# Equivalent definition of Schwartz space

Definition of Schwartz space is the following. $$f(x) \in \mathcal{S} \overset {\mathrm{def}} {\Leftrightarrow} \displaystyle \sup_{x \in \mathbb{R^d} } \left|x^\alpha\partial^\beta_x f(x)\right| < \infty$$

$$\forall\alpha,\forall\beta$$ $$\in$$ $$\mathbb{Z^d_+}$$ ($$\alpha,\beta$$ is multi-index notation)

My textbook is written the following statement.

$$\displaystyle \sup_{x \in \mathbb{R^d} } \left|x^\alpha\partial^\beta_x f(x)\right| < \infty\Leftrightarrow \displaystyle \sup_{x \in \mathbb{R^d} } \left|\partial^\alpha_x (x^\beta f(x))\right| < \infty$$

I have proved $$\Rightarrow$$ by using Leibniz's rule. But I haven't proved $$\Leftarrow$$. Please tell me proof $$\Leftarrow$$.

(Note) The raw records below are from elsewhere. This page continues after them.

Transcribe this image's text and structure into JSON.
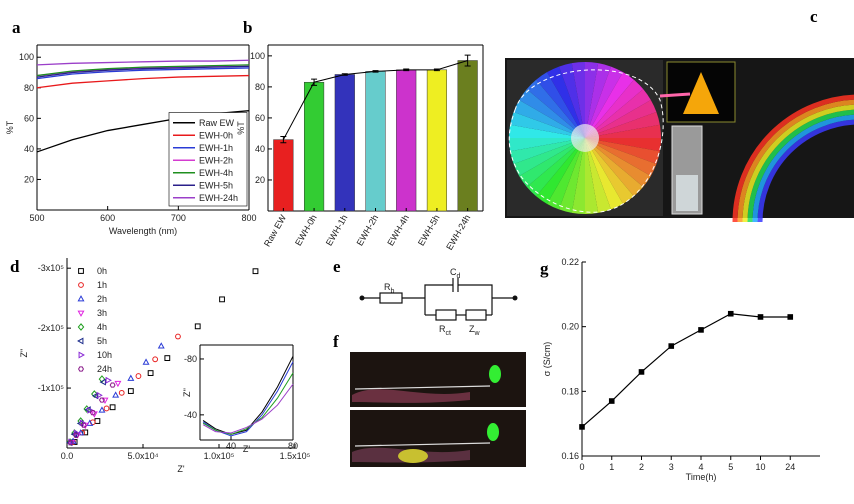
{
  "panel_labels": [
    "a",
    "b",
    "c",
    "d",
    "e",
    "f",
    "g"
  ],
  "chart_data": [
    {
      "type": "line",
      "x_label": "Wavelength (nm)",
      "y_label": "%T",
      "x": [
        500,
        550,
        600,
        650,
        700,
        750,
        800
      ],
      "xlim": [
        500,
        800
      ],
      "xticks": [
        500,
        600,
        700,
        800
      ],
      "ylim": [
        0,
        108
      ],
      "yticks": [
        20,
        40,
        60,
        80,
        100
      ],
      "legend": "lower right",
      "series": [
        {
          "name": "Raw EW",
          "color": "#000000",
          "values": [
            38,
            46,
            52,
            56,
            60,
            63,
            65
          ]
        },
        {
          "name": "EWH-0h",
          "color": "#e8191b",
          "values": [
            80,
            83,
            84.5,
            86,
            87,
            87.5,
            88
          ]
        },
        {
          "name": "EWH-1h",
          "color": "#2a3bd6",
          "values": [
            86,
            89,
            90.5,
            91.5,
            92,
            92.5,
            93
          ]
        },
        {
          "name": "EWH-2h",
          "color": "#d43bd0",
          "values": [
            88,
            90.5,
            92,
            93,
            93.5,
            94,
            94
          ]
        },
        {
          "name": "EWH-4h",
          "color": "#1f8f1f",
          "values": [
            88,
            91,
            92.5,
            93.5,
            94,
            94.5,
            95
          ]
        },
        {
          "name": "EWH-5h",
          "color": "#2a1f8a",
          "values": [
            87,
            90,
            91.5,
            92.5,
            93,
            93.5,
            94
          ]
        },
        {
          "name": "EWH-24h",
          "color": "#9b3fc9",
          "values": [
            95,
            96,
            96.5,
            97,
            97.5,
            97.5,
            98
          ]
        }
      ]
    },
    {
      "type": "bar",
      "y_label": "%T",
      "categories": [
        "Raw EW",
        "EWH-0h",
        "EWH-1h",
        "EWH-2h",
        "EWH-4h",
        "EWH-5h",
        "EWH-24h"
      ],
      "values": [
        46,
        83,
        88,
        90,
        91,
        91,
        97
      ],
      "errors": [
        2,
        2,
        0.5,
        0.5,
        0.5,
        0.5,
        3.5
      ],
      "colors": [
        "#e82020",
        "#33cc33",
        "#3333bb",
        "#66cccc",
        "#cc33cc",
        "#eeee22",
        "#6b7f1f"
      ],
      "line_color": "#000000",
      "ylim": [
        0,
        107
      ],
      "yticks": [
        20,
        40,
        60,
        80,
        100
      ]
    },
    {
      "type": "scatter",
      "x_label": "Z'",
      "y_label": "Z''",
      "open_markers": true,
      "xlim": [
        0,
        150000
      ],
      "xticks": [
        {
          "value": 0,
          "label": "0.0"
        },
        {
          "value": 50000,
          "label": "5.0x10⁴"
        },
        {
          "value": 100000,
          "label": "1.0x10⁵"
        },
        {
          "value": 150000,
          "label": "1.5x10⁵"
        }
      ],
      "ylim": [
        0,
        -317000
      ],
      "yticks": [
        {
          "value": -100000,
          "label": "-1x10⁵"
        },
        {
          "value": -200000,
          "label": "-2x10⁵"
        },
        {
          "value": -300000,
          "label": "-3x10⁵"
        }
      ],
      "legend": "upper left",
      "series": [
        {
          "name": "0h",
          "color": "#000000",
          "marker": "square",
          "x": [
            5000,
            12000,
            20000,
            30000,
            42000,
            55000,
            66000,
            86000,
            102000,
            124000
          ],
          "values": [
            -10000,
            -26000,
            -45000,
            -68000,
            -95000,
            -125000,
            -150000,
            -203000,
            -248000,
            -295000
          ]
        },
        {
          "name": "1h",
          "color": "#e82020",
          "marker": "circle",
          "x": [
            4000,
            10000,
            17000,
            26000,
            36000,
            47000,
            58000,
            73000
          ],
          "values": [
            -10000,
            -25500,
            -43000,
            -66000,
            -92000,
            -120000,
            -148000,
            -186000
          ]
        },
        {
          "name": "2h",
          "color": "#2a3bd6",
          "marker": "triangle-up",
          "x": [
            4000,
            9000,
            15000,
            23000,
            32000,
            42000,
            52000,
            62000
          ],
          "values": [
            -11000,
            -25000,
            -41000,
            -63000,
            -88000,
            -116000,
            -143000,
            -170000
          ]
        },
        {
          "name": "3h",
          "color": "#e020e0",
          "marker": "triangle-down",
          "x": [
            3000,
            7000,
            12000,
            18000,
            25000,
            33500
          ],
          "values": [
            -9500,
            -22000,
            -38000,
            -57000,
            -80000,
            -108000
          ]
        },
        {
          "name": "4h",
          "color": "#1f9f1f",
          "marker": "diamond",
          "x": [
            2000,
            5000,
            9000,
            13000,
            18000,
            23000
          ],
          "values": [
            -10000,
            -25000,
            -45000,
            -65000,
            -90000,
            -115000
          ]
        },
        {
          "name": "5h",
          "color": "#1a2a8a",
          "marker": "triangle-left",
          "x": [
            2000,
            5000,
            9000,
            14000,
            19000,
            24000
          ],
          "values": [
            -9000,
            -23000,
            -41000,
            -64000,
            -87000,
            -110000
          ]
        },
        {
          "name": "10h",
          "color": "#8a2ad6",
          "marker": "triangle-right",
          "x": [
            2500,
            6000,
            10000,
            15000,
            21000,
            27000
          ],
          "values": [
            -10000,
            -25000,
            -42000,
            -63000,
            -88000,
            -113000
          ]
        },
        {
          "name": "24h",
          "color": "#8a1a8a",
          "marker": "hexagon",
          "x": [
            2500,
            6000,
            11000,
            17000,
            23000,
            30000
          ],
          "values": [
            -9000,
            -21000,
            -38000,
            -59000,
            -80000,
            -105000
          ]
        }
      ]
    },
    {
      "type": "line",
      "x_label": "Z'",
      "y_label": "Z''",
      "xlim": [
        20,
        80
      ],
      "xticks": [
        40,
        80
      ],
      "ylim": [
        -22,
        -90
      ],
      "yticks": [
        -40,
        -80
      ],
      "series": [
        {
          "color": "#000000",
          "x": [
            22,
            30,
            40,
            50,
            60,
            70,
            80
          ],
          "values": [
            -36,
            -30,
            -26,
            -29,
            -42,
            -60,
            -82
          ]
        },
        {
          "color": "#2a3bd6",
          "x": [
            22,
            30,
            40,
            50,
            60,
            70,
            80
          ],
          "values": [
            -35,
            -29,
            -25,
            -28,
            -40,
            -57,
            -78
          ]
        },
        {
          "color": "#1f9f1f",
          "x": [
            22,
            30,
            40,
            50,
            60,
            70,
            80
          ],
          "values": [
            -34,
            -29,
            -26,
            -30,
            -38,
            -52,
            -70
          ]
        },
        {
          "color": "#9b3fc9",
          "x": [
            22,
            30,
            40,
            50,
            60,
            70,
            80
          ],
          "values": [
            -33,
            -28,
            -27,
            -31,
            -37,
            -47,
            -62
          ]
        }
      ]
    },
    {
      "type": "line",
      "x_label": "Time(h)",
      "y_label": "σ (S/cm)",
      "categories": [
        "0",
        "1",
        "2",
        "3",
        "4",
        "5",
        "10",
        "24"
      ],
      "values": [
        0.169,
        0.177,
        0.186,
        0.194,
        0.199,
        0.204,
        0.203,
        0.203
      ],
      "color": "#000000",
      "marker": "square",
      "ylim": [
        0.16,
        0.22
      ],
      "yticks": [
        0.16,
        0.18,
        {
          "value": 0.2,
          "label": "0.20"
        },
        0.22
      ]
    }
  ],
  "circuit": {
    "labels": [
      {
        "text": "R",
        "sub": "b"
      },
      {
        "text": "C",
        "sub": "d"
      },
      {
        "text": "R",
        "sub": "ct"
      },
      {
        "text": "Z",
        "sub": "w"
      }
    ]
  }
}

1) With $$\alpha = 0$$ you have $$\sup_{x \in \mathbb R} |x^\beta f(x)| < \infty$$ for all $$\beta$$.
2) With $$\alpha = 1$$ you have $$\sup_{x \in \mathbb R} |\beta x^{\beta - 1} f(x) + x^\beta f'(x)| < \infty$$ for all $$\beta$$. You already know from 1) that $$\sup_{x \in \mathbb R} |x^{\beta - 1}f(x)| < \infty$$, so it follows that $$\sup_{x \in \mathbb R} |x^\beta f'(x)| < \infty.$$
3) Do the same with $$\alpha = 2$$, etc.